Guest columnist Sen. Robert Byrd: Barbarian acts from a civilized society
Friday, Aug. 24, 2001 | 2:51 a.m.
Editor's note: On July 31 Sen. Robert Byrd, D-W.Va., spoke on the Senate floor in favor of legislation by Sen. Wayne Allard, R-Colo., that would amend the Animal Welfare Act. The bill would close a loophole that exempted cockfighting from the original 1976 law, one of whose provisions barred the interstate transportation of animals for fighting. Excerpts of Byrd's remarks, in which he also condemned other forms of animal cruelty, follow:
In all too many cases, we have moved away from small farms, where animals are treated with dignity and respect, to large corporate farms where animals are treated as nothing more than unfeeling commodities.
Pregnant pigs confined in 2-foot-wide gestation crates for years at a time; egg-laying hens crammed into battery cages and also deliberately starved in order to induce a molt so that they will produce bigger eggs; young male calves jammed into two-foot-wide crates to produce veal, which is tender because the animals are so completely immobilized in the crate that they cannot move and, as a consequence, their muscles don't develop. I also (recently) spoke of the abuse of cattle and pigs in slaughter lines, in which animals are disassembled before they are killed.
I don't think that there is a person among us who can countenance these acts of cruelty -- whether they are random acts of violence against animals or institutionalized agriculture practices.
It is one thing to determine as a culture that it is acceptable to raise and rear and then eat animals. It is another thing to cause them to lead a miserable life of torment, and then to slaughter them in a crude and callous manner. As a civilized society, we owe it to animals to treat them with compassion and humaneness. Animals suffer and they feel. Because we are moral agents, and compassionate people, we must do better.
In our society, there are surely some activities or circumstances which cause us to weigh or balance human and animal interests. In terms of food production, most people choose to eat meat but insist that the animals are humanely treated. That is a choice we make, and it is grounded on that notion that we must eat in order to survive.
Breeding animals just for the pleasure of watching them kill one another cannot be justified in a society that accepts the principle that animal cruelty is wrong. It brings to mind the days of the Colosseum, where the Romans fought people against animals or animal against animal in gladiatorial spectacles, and the people in attendance reveled in the orgy of bloodletting.

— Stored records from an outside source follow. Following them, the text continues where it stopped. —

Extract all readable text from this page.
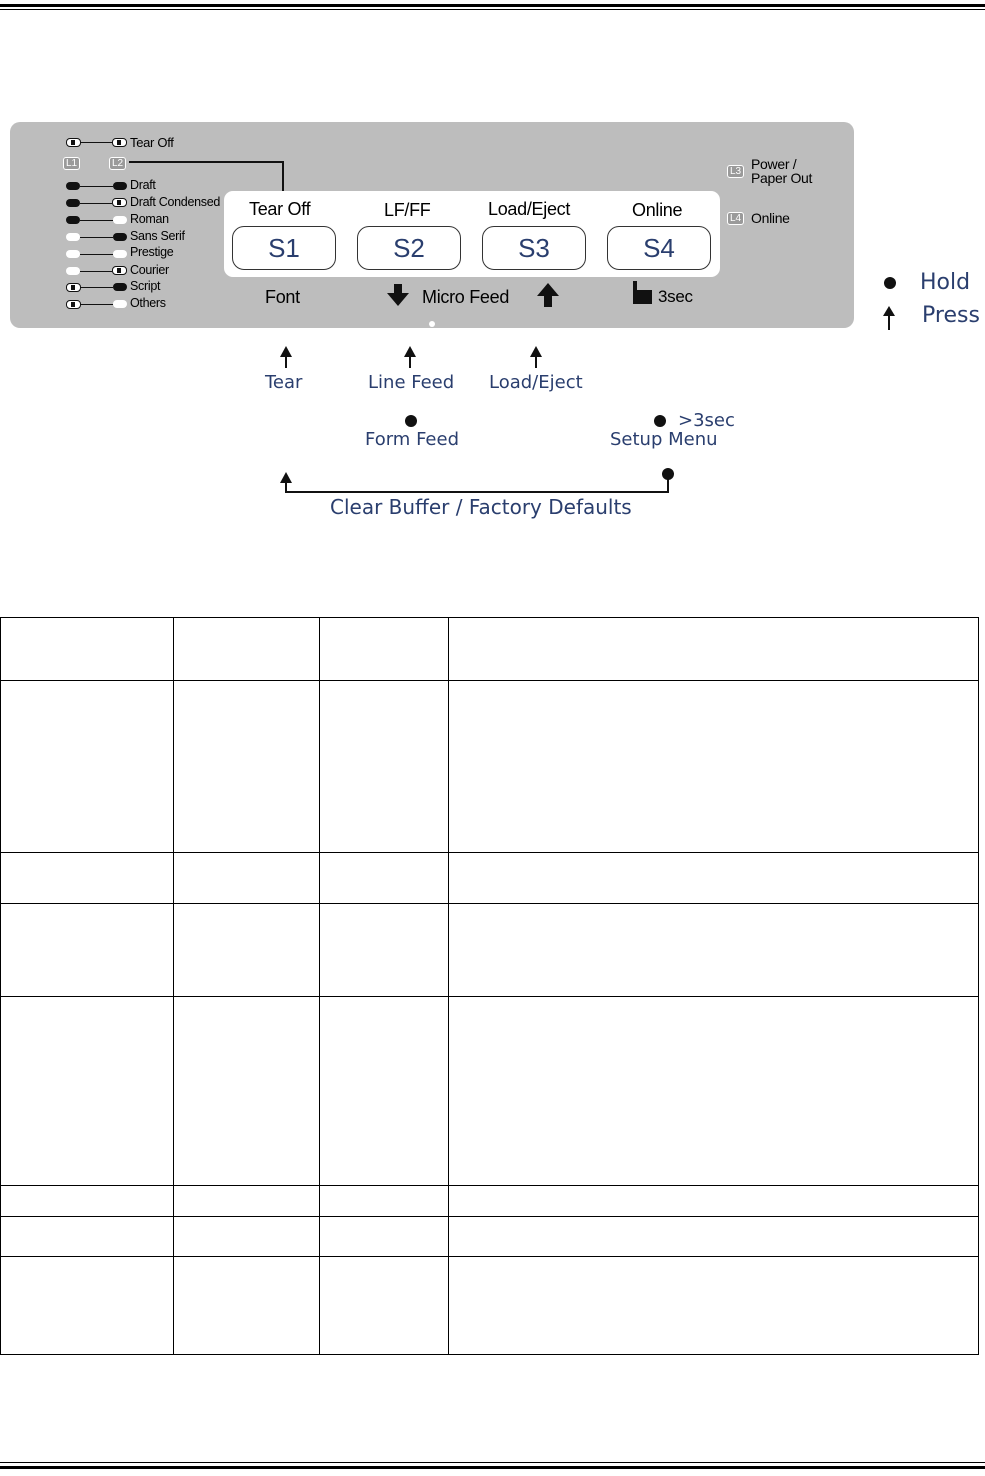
Tear Off
L1	L2
Draft
Draft Condensed
Roman
Sans Serif
Prestige
Courier
Script
Others
L3 Power /
Paper Out
L4 Online
Tear Off	LF/FF	Load/Eject	Online
S1	S2	S3	S4
Font	Micro Feed	3sec
Hold
Press
Tear	Line Feed Load/Eject
Form Feed
>3sec
Setup Menu
Clear Buffer / Factory Defaults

Yet, even then, in an age known for its callous disregard for animals, there were pangs of remorse and even revulsion. The great orator Cicero, after a day at the Colosseum during which gladiators spilled the blood and eventually killed more than a dozen elephants, recalled that the crowd was moved to tears by the sheer cruelty exhibited.

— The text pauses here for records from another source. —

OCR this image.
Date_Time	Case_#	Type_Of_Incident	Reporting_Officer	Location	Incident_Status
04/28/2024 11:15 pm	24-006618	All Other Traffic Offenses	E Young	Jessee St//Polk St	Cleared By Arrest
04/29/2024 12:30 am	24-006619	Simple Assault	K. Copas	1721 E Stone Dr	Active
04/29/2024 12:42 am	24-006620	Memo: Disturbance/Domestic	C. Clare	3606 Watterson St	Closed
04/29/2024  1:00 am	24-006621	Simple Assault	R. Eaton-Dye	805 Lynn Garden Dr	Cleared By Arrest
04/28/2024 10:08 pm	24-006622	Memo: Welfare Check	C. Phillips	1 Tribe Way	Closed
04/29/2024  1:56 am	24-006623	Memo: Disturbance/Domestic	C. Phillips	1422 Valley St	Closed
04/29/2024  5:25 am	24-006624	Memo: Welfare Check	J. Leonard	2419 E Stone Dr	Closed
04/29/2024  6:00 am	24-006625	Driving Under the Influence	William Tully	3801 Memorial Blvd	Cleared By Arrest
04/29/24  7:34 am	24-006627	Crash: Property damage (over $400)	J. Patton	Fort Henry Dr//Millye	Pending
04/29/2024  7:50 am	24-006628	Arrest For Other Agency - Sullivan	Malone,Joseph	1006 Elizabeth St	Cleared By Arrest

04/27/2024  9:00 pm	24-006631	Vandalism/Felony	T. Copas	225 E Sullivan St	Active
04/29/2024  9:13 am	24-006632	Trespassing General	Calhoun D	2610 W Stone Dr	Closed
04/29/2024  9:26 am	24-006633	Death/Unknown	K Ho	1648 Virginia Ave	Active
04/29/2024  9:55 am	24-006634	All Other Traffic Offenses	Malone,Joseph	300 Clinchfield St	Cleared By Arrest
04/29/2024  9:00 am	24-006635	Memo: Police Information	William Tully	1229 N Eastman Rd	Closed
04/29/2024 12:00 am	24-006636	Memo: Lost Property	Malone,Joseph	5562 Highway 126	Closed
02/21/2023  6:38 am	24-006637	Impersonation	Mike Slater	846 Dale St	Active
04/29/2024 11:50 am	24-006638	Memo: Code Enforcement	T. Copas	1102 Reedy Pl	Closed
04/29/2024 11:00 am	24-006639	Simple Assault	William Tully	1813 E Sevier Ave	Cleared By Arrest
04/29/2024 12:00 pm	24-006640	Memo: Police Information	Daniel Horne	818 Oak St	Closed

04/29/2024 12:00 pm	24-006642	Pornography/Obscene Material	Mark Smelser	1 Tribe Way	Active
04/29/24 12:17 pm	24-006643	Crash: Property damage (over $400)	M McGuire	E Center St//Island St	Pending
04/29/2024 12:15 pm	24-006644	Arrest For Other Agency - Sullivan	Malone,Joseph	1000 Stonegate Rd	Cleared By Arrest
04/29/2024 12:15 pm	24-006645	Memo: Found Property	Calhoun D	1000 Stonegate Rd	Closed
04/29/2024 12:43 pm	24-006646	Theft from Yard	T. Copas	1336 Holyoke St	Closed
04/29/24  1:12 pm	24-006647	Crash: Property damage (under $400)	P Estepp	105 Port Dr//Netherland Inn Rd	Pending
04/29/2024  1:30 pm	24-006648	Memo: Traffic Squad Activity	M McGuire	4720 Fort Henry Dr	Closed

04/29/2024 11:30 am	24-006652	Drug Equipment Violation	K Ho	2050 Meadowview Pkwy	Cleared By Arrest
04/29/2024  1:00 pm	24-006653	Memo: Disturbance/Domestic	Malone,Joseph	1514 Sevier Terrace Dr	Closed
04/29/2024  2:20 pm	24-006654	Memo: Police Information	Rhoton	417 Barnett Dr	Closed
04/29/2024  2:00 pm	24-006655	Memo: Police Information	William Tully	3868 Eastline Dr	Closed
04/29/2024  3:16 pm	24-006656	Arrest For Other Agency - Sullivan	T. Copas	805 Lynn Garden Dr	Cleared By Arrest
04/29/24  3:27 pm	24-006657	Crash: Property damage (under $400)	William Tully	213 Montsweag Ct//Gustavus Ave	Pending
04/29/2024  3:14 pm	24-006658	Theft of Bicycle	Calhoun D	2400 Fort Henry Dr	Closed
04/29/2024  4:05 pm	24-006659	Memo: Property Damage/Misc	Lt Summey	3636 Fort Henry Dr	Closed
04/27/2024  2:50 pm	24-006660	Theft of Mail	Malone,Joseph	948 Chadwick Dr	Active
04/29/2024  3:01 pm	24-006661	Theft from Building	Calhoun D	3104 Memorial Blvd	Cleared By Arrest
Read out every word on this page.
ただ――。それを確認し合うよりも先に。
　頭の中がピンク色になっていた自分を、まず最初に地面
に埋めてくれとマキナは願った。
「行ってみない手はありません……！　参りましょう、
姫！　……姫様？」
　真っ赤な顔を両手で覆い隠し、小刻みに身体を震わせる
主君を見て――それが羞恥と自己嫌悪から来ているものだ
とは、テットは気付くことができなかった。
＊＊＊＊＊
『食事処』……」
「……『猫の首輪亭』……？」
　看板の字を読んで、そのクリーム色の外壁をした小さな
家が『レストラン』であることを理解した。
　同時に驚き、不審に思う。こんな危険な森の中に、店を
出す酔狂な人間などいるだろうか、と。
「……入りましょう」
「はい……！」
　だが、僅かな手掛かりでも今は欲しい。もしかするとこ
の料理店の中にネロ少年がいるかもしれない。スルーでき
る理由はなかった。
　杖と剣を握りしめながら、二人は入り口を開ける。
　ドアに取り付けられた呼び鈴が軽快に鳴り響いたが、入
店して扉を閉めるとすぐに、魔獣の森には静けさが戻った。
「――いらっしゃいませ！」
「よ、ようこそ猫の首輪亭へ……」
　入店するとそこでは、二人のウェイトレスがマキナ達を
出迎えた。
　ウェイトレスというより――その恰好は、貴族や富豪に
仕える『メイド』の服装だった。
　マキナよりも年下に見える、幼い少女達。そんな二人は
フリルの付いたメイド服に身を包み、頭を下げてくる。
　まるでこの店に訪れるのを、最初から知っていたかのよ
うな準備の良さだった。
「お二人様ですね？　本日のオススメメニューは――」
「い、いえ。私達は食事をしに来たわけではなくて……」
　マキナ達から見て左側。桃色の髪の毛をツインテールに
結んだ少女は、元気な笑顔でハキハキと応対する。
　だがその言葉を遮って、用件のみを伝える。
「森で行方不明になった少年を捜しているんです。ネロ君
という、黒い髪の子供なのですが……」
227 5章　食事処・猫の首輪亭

In the same way, our country is turning against spectacles involving the injuring and killing of animals for the amusement of spectators. Placing dogs in a pit, instigating them, and watching them fight to injury or death for our amusement is wrong. If dogfighting is wrong, then surely cockfighting is wrong, too.

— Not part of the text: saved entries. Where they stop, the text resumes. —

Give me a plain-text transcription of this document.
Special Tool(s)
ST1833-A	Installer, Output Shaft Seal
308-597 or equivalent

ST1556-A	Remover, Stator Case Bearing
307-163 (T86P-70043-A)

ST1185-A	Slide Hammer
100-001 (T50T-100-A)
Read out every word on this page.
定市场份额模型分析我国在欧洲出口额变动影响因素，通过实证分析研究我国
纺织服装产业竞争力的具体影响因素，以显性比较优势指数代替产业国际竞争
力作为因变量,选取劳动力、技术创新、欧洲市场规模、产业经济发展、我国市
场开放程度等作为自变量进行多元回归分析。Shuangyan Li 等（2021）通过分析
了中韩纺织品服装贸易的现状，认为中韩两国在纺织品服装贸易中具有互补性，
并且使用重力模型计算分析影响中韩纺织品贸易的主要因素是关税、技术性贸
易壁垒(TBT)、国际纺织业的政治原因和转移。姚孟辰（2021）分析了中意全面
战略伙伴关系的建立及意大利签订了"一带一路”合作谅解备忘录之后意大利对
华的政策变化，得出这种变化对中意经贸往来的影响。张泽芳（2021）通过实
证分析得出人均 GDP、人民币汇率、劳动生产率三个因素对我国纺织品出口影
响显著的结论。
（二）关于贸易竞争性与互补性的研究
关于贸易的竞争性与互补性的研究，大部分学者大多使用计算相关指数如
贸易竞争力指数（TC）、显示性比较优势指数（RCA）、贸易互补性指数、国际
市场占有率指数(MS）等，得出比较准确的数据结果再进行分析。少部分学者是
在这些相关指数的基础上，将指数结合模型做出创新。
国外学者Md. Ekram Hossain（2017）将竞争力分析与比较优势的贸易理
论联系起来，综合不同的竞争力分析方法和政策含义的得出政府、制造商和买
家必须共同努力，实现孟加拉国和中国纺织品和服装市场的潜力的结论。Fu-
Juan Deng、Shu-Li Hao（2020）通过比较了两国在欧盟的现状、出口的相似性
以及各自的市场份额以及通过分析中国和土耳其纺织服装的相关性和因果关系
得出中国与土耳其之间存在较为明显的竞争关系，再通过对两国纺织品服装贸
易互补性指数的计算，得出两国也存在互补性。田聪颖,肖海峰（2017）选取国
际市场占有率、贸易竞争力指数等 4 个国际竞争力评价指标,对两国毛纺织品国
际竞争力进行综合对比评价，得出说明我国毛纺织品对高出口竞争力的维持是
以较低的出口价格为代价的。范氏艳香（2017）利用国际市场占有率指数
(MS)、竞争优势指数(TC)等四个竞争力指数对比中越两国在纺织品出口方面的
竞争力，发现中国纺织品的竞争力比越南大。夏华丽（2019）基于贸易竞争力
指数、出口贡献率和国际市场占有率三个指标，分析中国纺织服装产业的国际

These hapless birds are bred to be aggressive, pumped full of stimulants, equipped with razor-sharp knives or ice-pick-like spurs on their legs, and placed in an enclosed pit, which bars their retreat or escape. They fight to the death, hacking one another to death -- with punctured lungs, gouged eyes, and pierced eyes the inevitable consequence of the combat. ...
Pitting animals against one another and causing them to fight just so that we can witness the bloodletting presents a clear moral choice for us. There can be no confusion on this issue. As decent people, we must act to stop it.